Título: Rejeição da Carta pelos franceses pode estagnar UE
Autor: Reali Júnior
Fonte: O Estado de São Paulo, 13/04/2005, Internacional, p. A13

O referendo do dia 29 de maio na França sobre a Constituição da União Européia está deixando de ser um problema de política interna. Além de dividir a classe política francesa em campos antagônicos, acima das diferenças partidárias, transformou-se numa questão vital para a Europa. Depois da manifestação do primeiro-ministro espanhol, José Luis Rodríguez Zapatero, favorável à aprovação do texto, também o presidente de Portugal, Jorge Sampaio, que está em visita oficial à França, defendeu o "sim". Portugal, a exemplo da França, organiza um referendo para ratificar o texto constitucional europeu, já aprovado pelos governos da UE.

Na véspera, o ministro das Relações Exteriores da Alemanha, Joschka Fischer, em visita a Reims com seu colega francês, Michel Barnier, já havia declarado que "o futuro da Europa está na dependência do voto francês". Na opinião dele, a decisão francesa não vai se restringir a uma questão de política interna, mas envolve o futuro da própria União Européia. Ele teme que se o "não" sair vencedor, o processo de construção da União Européia poderá ficar estagnado por muito tempo.

Apesar dos apelos e advertências dos dirigentes dos países europeus, as pesquisas de opinião pública francesas estão consolidando a tendência de voto negativo - tanto pelo eleitorado de direita quanto pelo de esquerda.
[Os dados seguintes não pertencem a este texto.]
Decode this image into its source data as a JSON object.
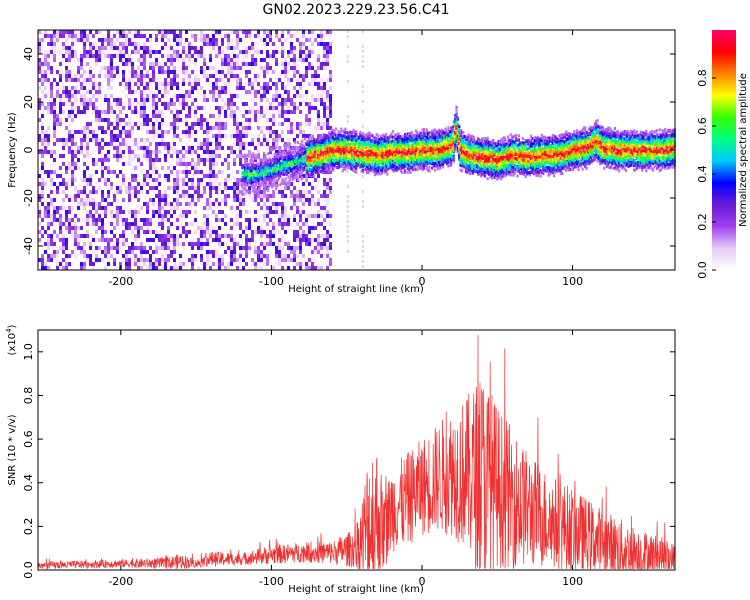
{
  "title": "GN02.2023.229.23.56.C41",
  "chart_data": [
    {
      "type": "heatmap",
      "name": "spectrogram",
      "xlabel": "Height of straight line (km)",
      "ylabel": "Frequency (Hz)",
      "xlim": [
        -255,
        168
      ],
      "ylim": [
        -50,
        50
      ],
      "x_ticks": [
        -200,
        -100,
        0,
        100
      ],
      "x_tick_labels": [
        "-200",
        "-100",
        "0",
        "100"
      ],
      "y_ticks": [
        -40,
        -20,
        0,
        20,
        40
      ],
      "y_tick_labels": [
        "-40",
        "-20",
        "0",
        "20",
        "40"
      ],
      "noise_region_x": [
        -255,
        -60
      ],
      "signal_start_x": -120,
      "signal_track": {
        "x": [
          -120,
          -110,
          -100,
          -90,
          -80,
          -70,
          -60,
          -50,
          -40,
          -30,
          -20,
          -10,
          0,
          10,
          20,
          22,
          25,
          30,
          40,
          50,
          60,
          70,
          80,
          90,
          100,
          110,
          115,
          120,
          130,
          140,
          150,
          160,
          168
        ],
        "freq": [
          -10,
          -10,
          -8,
          -6,
          -4,
          -2,
          0,
          0,
          -1,
          -2,
          -1,
          -1,
          0,
          0,
          2,
          10,
          0,
          -2,
          -3,
          -4,
          -2,
          -3,
          -2,
          -2,
          0,
          1,
          4,
          1,
          0,
          0,
          0,
          0,
          1
        ]
      },
      "colorbar": {
        "label": "Normalized spectral amplitude",
        "range": [
          0.0,
          1.0
        ],
        "ticks": [
          0.0,
          0.2,
          0.4,
          0.6,
          0.8
        ],
        "tick_labels": [
          "0.0",
          "0.2",
          "0.4",
          "0.6",
          "0.8"
        ],
        "colors": [
          "#ffffff",
          "#e6c9f7",
          "#a040f0",
          "#6a1bd6",
          "#0000ff",
          "#00c8ff",
          "#00ff80",
          "#33ff00",
          "#ffff00",
          "#ff8000",
          "#ff0000",
          "#ff0066"
        ]
      }
    },
    {
      "type": "line",
      "name": "snr",
      "xlabel": "Height of straight line (km)",
      "ylabel": "SNR (10 * v/v)",
      "ylabel_scale": "(x10",
      "ylabel_scale_exp": "4",
      "ylabel_scale_close": ")",
      "xlim": [
        -255,
        168
      ],
      "ylim": [
        0.0,
        1.1
      ],
      "x_ticks": [
        -200,
        -100,
        0,
        100
      ],
      "x_tick_labels": [
        "-200",
        "-100",
        "0",
        "100"
      ],
      "y_ticks": [
        0.0,
        0.2,
        0.4,
        0.6,
        0.8,
        1.0
      ],
      "y_tick_labels": [
        "0.0",
        "0.2",
        "0.4",
        "0.6",
        "0.8",
        "1.0"
      ],
      "color": "#f03030",
      "envelope": {
        "x": [
          -255,
          -200,
          -170,
          -160,
          -150,
          -140,
          -120,
          -100,
          -80,
          -60,
          -45,
          -40,
          -35,
          -30,
          -25,
          -20,
          -10,
          0,
          10,
          20,
          30,
          40,
          45,
          50,
          60,
          70,
          80,
          100,
          120,
          140,
          160,
          168
        ],
        "base": [
          0.02,
          0.03,
          0.03,
          0.04,
          0.03,
          0.05,
          0.05,
          0.07,
          0.08,
          0.08,
          0.1,
          0.14,
          0.2,
          0.25,
          0.18,
          0.28,
          0.32,
          0.38,
          0.42,
          0.45,
          0.44,
          0.42,
          0.4,
          0.38,
          0.33,
          0.28,
          0.24,
          0.18,
          0.12,
          0.08,
          0.06,
          0.05
        ],
        "amp": [
          0.02,
          0.02,
          0.03,
          0.04,
          0.02,
          0.04,
          0.03,
          0.05,
          0.05,
          0.06,
          0.1,
          0.2,
          0.45,
          0.38,
          0.2,
          0.22,
          0.24,
          0.25,
          0.28,
          0.33,
          0.4,
          0.55,
          0.5,
          0.42,
          0.36,
          0.3,
          0.26,
          0.22,
          0.18,
          0.14,
          0.1,
          0.08
        ]
      }
    }
  ]
}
Um novo estudo, divulgado ontem pelo jornal Le Figaro, indica que 53% dos franceses votarão "não", 47% "sim" e 21% não quiseram se manifestar.

Na chamada esquerda parlamentar, 60% estão optando pela rejeição da Constituição da UE. Entre os partidos da coalizão conservadora, a porcentagem, mesmo em crescimento, é inferior: 34% vão votar "não", 28%, "sim". Já na extrema direita francesa constata-se a mais alta porcentagem de rejeição - 75% dos eleitores estariam dispostos a votar "não". Pelo menos 60% disseram que se trata de uma opção definitiva.

Para Fischer, chefe da diplomacia alemã, o "não" constitui o fim da União Européia. Nunca um dirigente da importância do ministro alemão se manifestou tão claramente contra as conseqüências do voto negativo para realçar a importância da decisão francesa de 29 de maio. A advertência de Fischer foi dirigida aos que não imaginam ou não querem acreditar que a rejeição da Constituição possa ter uma grande repercussão nas relações entre os dois países, como, por exemplo, enfraquecer o eixo franco-alemão.

O exemplo dessa cooperação foi a posição comum entre os dois países, que enfrentaram os Estados Unidos na crise iraquiana - uma aliança que poderá relançar a idéia de uma política externa européia e uma política de defesa comum.

França e Alemanha esperam voltar a se constituir no motor da construção européia, mas para isso terão de encontrar solução para o problema do desemprego que atinge 2,5 milhões de franceses e 5 milhões de alemães. Esses números estão entre as taxas mais elevadas de desemprego da União Européia.